After days of dragging his feet, US President Trump finally authorised a temporary waiver of a century-old shipping law on 28 September to allow aid to be sent to the US colony Puerto Rico in the wake of Hurricane Maria.
The Category 4 storm destroyed the island’s power grid and 80% of its agriculture. About 50% of the island is without clean water, food supplies are running low and hospital generators are failing. Infrastructure is severely damaged and the Guajataca Dam in the northwest of the island is at risk of failing.

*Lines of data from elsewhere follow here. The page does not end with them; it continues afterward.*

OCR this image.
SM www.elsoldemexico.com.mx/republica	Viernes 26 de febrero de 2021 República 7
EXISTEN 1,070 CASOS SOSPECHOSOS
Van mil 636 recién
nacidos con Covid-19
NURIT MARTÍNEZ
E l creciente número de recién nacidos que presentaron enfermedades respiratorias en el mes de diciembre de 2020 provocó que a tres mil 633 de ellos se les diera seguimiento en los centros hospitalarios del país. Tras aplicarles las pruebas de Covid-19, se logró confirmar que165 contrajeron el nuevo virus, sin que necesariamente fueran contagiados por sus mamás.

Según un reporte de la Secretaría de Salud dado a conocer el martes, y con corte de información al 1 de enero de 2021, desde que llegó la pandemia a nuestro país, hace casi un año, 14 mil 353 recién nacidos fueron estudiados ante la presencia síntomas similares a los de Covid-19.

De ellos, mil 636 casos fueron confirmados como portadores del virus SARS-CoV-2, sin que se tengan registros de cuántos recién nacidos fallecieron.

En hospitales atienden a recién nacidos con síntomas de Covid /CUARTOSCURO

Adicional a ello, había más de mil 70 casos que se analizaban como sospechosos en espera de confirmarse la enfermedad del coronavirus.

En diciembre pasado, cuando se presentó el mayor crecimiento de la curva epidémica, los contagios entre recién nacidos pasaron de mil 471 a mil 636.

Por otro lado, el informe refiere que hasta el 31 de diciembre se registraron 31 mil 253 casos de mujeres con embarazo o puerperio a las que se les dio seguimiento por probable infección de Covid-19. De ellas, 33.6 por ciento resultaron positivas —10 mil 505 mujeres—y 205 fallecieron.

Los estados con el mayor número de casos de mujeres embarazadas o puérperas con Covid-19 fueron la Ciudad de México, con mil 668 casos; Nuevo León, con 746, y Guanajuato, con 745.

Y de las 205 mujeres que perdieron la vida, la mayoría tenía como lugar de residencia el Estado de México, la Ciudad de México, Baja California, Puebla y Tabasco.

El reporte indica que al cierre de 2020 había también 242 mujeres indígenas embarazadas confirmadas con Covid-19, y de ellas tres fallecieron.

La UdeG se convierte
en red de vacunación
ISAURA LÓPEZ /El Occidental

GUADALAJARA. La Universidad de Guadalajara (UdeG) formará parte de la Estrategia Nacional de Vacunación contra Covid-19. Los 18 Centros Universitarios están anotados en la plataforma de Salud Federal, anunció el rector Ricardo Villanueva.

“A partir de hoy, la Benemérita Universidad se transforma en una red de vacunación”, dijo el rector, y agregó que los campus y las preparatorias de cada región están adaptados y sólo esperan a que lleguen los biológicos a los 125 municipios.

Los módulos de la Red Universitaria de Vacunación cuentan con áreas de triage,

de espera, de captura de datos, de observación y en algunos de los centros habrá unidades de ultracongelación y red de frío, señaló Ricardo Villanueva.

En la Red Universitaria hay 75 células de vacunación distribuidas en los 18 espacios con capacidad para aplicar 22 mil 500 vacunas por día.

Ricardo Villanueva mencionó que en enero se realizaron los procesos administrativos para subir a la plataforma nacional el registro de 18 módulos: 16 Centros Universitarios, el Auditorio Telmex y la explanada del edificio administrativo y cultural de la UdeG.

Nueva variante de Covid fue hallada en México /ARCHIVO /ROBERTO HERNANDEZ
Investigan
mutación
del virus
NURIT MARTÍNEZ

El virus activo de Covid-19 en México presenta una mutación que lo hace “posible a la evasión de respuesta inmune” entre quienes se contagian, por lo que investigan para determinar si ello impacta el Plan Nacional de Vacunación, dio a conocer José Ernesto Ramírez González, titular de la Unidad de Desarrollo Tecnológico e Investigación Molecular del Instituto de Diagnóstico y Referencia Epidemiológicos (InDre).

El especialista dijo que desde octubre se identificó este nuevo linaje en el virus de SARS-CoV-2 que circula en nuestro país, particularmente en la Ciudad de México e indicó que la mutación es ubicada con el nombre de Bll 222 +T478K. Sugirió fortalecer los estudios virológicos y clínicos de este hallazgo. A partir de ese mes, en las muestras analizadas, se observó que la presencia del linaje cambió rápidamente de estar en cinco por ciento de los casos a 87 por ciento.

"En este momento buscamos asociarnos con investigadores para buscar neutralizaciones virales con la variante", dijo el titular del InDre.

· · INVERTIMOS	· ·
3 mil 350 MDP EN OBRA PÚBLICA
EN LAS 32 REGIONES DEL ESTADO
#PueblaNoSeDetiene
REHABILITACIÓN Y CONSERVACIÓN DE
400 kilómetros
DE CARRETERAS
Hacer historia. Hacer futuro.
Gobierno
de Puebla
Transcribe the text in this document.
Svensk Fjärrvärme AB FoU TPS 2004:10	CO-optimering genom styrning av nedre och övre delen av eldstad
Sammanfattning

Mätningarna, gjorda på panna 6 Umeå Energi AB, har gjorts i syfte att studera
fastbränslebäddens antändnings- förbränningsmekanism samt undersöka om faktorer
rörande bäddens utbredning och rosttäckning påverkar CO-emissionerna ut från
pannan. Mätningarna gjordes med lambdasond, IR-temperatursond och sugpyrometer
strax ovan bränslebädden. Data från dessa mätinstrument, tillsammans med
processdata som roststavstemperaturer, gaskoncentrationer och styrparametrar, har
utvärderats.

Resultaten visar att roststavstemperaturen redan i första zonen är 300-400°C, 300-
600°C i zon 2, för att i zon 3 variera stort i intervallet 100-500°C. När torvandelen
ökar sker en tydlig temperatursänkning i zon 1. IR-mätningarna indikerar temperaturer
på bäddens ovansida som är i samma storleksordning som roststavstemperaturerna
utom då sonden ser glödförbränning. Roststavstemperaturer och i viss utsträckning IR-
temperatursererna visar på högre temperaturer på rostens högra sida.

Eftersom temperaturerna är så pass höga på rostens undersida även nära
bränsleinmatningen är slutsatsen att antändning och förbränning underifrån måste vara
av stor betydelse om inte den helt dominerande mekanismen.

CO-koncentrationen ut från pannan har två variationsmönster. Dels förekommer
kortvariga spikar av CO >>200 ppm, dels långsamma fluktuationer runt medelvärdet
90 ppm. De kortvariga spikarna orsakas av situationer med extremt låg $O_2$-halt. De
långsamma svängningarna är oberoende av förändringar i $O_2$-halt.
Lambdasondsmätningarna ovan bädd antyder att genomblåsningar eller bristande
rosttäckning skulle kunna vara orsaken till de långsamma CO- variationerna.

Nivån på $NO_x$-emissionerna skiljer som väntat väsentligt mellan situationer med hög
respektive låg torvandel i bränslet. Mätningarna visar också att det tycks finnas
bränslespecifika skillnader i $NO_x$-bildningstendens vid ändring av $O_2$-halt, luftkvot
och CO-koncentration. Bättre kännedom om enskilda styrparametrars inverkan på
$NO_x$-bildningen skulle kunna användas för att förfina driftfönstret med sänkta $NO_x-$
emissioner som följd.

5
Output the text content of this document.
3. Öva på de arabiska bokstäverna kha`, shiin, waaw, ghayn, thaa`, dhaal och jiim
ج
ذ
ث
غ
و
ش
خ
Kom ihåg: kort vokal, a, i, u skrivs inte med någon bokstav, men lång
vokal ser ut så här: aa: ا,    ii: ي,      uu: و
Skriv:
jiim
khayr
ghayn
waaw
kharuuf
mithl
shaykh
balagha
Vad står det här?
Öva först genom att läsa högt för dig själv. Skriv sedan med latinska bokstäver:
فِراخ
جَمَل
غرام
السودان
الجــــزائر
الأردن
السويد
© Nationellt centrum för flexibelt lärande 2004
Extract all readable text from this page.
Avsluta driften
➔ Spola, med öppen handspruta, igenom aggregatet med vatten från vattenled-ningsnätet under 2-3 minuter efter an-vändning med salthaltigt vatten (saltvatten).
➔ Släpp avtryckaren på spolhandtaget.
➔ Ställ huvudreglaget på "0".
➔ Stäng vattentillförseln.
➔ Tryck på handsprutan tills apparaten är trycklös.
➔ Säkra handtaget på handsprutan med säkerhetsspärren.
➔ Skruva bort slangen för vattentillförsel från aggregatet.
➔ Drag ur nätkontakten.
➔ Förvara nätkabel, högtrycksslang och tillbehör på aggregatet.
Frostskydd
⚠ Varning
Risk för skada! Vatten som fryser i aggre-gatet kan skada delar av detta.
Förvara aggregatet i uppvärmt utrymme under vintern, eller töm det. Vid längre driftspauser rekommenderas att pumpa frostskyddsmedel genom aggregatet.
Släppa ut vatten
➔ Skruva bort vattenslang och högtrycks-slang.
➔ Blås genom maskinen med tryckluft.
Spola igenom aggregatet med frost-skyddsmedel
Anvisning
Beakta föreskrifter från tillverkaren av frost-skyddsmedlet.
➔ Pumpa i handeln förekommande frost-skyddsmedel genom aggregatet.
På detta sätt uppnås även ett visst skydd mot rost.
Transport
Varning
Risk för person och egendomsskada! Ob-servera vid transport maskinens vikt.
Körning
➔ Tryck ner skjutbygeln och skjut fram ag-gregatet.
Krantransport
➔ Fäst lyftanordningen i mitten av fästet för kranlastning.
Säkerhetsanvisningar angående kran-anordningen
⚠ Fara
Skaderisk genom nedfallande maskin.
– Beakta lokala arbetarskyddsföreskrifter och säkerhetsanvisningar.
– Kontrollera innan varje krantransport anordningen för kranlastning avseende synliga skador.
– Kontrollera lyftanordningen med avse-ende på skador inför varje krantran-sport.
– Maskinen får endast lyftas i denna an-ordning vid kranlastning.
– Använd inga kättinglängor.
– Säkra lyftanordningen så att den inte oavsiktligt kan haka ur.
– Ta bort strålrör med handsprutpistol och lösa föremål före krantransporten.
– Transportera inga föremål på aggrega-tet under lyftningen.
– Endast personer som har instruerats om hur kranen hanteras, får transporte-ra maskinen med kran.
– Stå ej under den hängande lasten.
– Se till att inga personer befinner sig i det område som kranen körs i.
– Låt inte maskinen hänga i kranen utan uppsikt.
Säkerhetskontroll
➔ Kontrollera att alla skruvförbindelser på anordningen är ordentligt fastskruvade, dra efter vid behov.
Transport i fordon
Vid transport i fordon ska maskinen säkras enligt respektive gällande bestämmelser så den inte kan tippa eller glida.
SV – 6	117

Yet the Jones Act, a colonial maritime law, restricts Puerto Rico from receiving aid by requiring that all goods shipped between US ports be carried by US-owned and operated ships. Foreign ships must either pay extremely high tariffs to reach Puerto Rico or offload goods destined for the island to Jacksonville, Florida.
Not only does this delay urgently-needed aid from getting in, it doubles the cost of getting it on to the island. Countries like Mexico, Cuba and Venezuela have offered tons of aid and medical support but have either been turned away by the US or deterred.
Trump shamelessly placed responsibility for the crisis on Puerto Rico and the ‘billions of dollars it owes Wall Street’, a debt that has resulted from 120 years of US colonial rule and violations of federal securities law. He then blamed delays on the logistics of reaching ‘an island in the middle of the ocean’.
His callous actions are costing lives. At the time of writing he had lifted the Jones Act for only 10 days.